"Oh look," a member of my family said the other day, "a Charlotte."

Charlotte, my foot. The monster in the middle of the web across my picture window looked more like, well, Godzilla.

I'm not wild about spiders.

Sometimes I think that's why every year around this time they start enwebbing my house.

Because since that first Charlotte was spotted last week, we've gotten at least two dozen variously sized golden garden spiders spinning outside curtains for almost every window in my house.

I don't remember what kind of spider E.B. White's Charlotte was, but if our first one was Charlotte, we've now got son of Charlotte, daughter of Charlotte, mother of Charlotte, sisters and cousins and aunts of Charlotte . . .

A lot of spiders.

"Well," says Kay Weisberg, resident entomologist at the Smithsonian's Insect Zoo, "this is peak insect time and so naturally . . ."

Everybody shuddered when I told them all about my spiders.

"Now, now," says Weisberg, "spiders are good. They're eating up all your mosquitoes and all your houseflies . . ."

I know.

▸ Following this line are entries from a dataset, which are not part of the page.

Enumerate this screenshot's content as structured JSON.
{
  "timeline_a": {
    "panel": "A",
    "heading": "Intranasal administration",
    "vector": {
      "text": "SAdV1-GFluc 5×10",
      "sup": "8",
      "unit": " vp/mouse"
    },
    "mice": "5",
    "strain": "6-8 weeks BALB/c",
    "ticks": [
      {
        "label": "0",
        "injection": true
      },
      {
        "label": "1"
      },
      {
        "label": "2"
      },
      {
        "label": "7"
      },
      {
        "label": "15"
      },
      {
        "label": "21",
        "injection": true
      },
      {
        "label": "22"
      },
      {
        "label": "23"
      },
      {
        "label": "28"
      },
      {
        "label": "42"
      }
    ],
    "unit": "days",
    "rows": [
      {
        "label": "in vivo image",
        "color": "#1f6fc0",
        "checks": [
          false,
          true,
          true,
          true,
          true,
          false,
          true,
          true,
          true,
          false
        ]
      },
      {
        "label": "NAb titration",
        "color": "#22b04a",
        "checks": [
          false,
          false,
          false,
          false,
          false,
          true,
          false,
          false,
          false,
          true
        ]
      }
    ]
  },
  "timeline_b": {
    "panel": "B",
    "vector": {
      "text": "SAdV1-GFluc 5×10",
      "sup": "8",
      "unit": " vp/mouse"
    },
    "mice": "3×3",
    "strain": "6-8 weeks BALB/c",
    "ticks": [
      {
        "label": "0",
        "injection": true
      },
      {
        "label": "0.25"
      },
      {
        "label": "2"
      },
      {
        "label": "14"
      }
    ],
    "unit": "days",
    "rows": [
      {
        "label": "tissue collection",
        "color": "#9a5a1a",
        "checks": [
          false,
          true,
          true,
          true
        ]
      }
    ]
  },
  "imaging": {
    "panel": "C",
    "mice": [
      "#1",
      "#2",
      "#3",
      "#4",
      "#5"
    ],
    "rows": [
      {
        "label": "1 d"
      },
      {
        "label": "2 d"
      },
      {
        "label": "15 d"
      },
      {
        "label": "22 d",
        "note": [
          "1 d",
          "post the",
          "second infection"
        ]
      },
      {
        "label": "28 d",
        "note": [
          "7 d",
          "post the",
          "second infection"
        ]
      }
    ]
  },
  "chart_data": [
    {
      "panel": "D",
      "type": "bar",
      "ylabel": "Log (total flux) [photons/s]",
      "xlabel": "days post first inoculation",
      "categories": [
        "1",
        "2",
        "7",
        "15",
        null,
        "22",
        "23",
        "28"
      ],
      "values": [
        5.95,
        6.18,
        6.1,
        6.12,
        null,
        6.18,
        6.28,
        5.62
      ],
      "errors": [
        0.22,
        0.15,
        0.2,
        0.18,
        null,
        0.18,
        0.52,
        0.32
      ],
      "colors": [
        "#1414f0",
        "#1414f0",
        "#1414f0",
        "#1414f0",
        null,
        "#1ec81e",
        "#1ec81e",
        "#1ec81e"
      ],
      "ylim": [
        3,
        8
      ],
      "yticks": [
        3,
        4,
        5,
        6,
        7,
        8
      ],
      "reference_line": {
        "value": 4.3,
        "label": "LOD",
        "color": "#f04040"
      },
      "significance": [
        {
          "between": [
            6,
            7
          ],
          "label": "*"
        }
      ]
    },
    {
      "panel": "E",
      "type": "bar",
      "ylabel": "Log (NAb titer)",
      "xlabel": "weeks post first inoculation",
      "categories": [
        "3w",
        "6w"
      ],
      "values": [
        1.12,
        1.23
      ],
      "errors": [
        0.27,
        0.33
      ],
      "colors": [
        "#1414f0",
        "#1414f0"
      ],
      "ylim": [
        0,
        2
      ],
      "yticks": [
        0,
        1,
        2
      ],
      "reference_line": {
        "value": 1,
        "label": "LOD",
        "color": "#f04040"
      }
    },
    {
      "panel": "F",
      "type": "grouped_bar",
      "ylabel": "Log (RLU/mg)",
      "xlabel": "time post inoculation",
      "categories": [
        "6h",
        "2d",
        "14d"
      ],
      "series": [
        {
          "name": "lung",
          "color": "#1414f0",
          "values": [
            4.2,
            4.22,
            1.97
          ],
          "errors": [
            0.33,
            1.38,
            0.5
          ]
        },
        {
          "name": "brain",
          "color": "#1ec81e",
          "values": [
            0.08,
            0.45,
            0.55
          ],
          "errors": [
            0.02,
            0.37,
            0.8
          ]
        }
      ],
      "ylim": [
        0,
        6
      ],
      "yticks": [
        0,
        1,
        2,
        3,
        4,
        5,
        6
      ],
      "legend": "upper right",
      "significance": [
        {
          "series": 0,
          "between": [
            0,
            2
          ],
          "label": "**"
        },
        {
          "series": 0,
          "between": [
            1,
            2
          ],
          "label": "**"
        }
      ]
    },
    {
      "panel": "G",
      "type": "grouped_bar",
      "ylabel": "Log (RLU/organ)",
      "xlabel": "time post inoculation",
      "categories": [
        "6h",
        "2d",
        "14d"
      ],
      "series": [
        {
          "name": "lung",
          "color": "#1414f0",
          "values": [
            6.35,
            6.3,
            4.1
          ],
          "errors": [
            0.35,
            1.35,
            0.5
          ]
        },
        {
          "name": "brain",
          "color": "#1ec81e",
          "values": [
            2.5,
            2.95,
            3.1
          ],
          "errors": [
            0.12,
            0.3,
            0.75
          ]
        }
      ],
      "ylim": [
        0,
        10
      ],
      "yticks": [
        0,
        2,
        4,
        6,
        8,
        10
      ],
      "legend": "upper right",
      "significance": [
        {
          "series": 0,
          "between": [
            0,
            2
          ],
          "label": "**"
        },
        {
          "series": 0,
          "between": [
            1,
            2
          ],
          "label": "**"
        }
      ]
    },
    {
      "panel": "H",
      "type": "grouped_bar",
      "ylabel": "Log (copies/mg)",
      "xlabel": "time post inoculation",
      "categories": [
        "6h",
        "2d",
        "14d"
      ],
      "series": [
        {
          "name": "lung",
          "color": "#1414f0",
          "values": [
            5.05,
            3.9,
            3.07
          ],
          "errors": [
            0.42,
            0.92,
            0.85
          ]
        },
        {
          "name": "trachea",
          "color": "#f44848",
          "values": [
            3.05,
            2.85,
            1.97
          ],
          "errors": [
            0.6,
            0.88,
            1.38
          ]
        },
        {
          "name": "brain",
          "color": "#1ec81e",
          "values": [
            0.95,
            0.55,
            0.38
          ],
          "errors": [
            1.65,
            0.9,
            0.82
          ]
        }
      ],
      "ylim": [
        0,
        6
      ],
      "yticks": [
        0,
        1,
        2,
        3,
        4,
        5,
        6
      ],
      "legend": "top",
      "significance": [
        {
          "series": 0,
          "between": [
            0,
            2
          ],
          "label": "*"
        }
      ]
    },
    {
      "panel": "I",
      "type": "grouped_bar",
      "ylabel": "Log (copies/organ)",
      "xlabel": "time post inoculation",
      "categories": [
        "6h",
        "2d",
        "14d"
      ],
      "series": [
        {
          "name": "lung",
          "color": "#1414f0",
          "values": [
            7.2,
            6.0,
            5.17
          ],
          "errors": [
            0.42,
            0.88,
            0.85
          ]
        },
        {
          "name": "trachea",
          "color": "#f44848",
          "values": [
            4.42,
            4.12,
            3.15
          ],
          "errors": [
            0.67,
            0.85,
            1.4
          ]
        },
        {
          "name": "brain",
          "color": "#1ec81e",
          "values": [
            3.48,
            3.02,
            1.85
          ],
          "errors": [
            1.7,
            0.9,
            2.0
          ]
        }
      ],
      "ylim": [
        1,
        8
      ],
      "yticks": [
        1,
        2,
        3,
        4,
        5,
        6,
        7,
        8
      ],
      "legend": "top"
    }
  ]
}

I know.

The problem is, my feelings about spiders are deep and basic and primeval.

Maybe I was a praying mantis in a previous life.

Praying mantises are supposed to eat spiders, but these monster, striped argiopinae (a.k.a. golden garden spiders) eat the mantises. At least two, so far this week, have fallen victim to the greedy creepies. "When one stumbles into a web," says Weisberg, "what do you expect?" It is, she agrees, a bug-eat-bug world.

"I'm not wild about spiders either," says Donald Messersmith, professor of entomology at the University of Maryland, "but I use the striped argiopes in class by the pintful. People don't like them, I guess, because they're hairy and they move so quickly."

The spiders are equipped with eight eyes, but don't see very well, Weisberg says. They sit, hanging upside-down in the center of their delicate, symmetrical webs -- some of which have been knitted to four feet in diameter -- with their eight legs splayed out, ready to detect the merest hint of pull on the silken strand. And skitter, skitter, they are, in their delicate predatory way, upon their victim almost instantaneously.

Birds eat spiders so I never, never spray a spider with insecticide outside my house.

Inside is something else. We get enormous, black, furry wolf (I think) spiders from our woodpile. Weisberg says that in the relative scheme of spider intelligence, the wolves, which are hunters, rank higher than the golden garden spiders, which are orb spinners. But the wolves are not smart enough to stay in the woodpile where they can hunt to their hearts' content. And the striped argiopinae, the subfamily of our Charlottes, are smart enough to know their places -- in the middle of their incredible webs on the outside.

Weisberg doesn't like people to put down spiders, especially with a can of Raid.

"They're very cosmopolitan and very widespread. And they're very beneficial. They eat all the bad insects. I tell people to let them be a learning experience . . . Just because it crawls doesn't mean you have to smash it . . ."

Scientists have estimated that there can be something like 2,250,000 spiders in an acre of grass. Now let's see. We have 10,000 square feet, so that means, subtracting the ground covered by the house . . . but adding the windows, we have . . . Well, you figure it out.

On the other hand, I haven't seen a mosquito all season.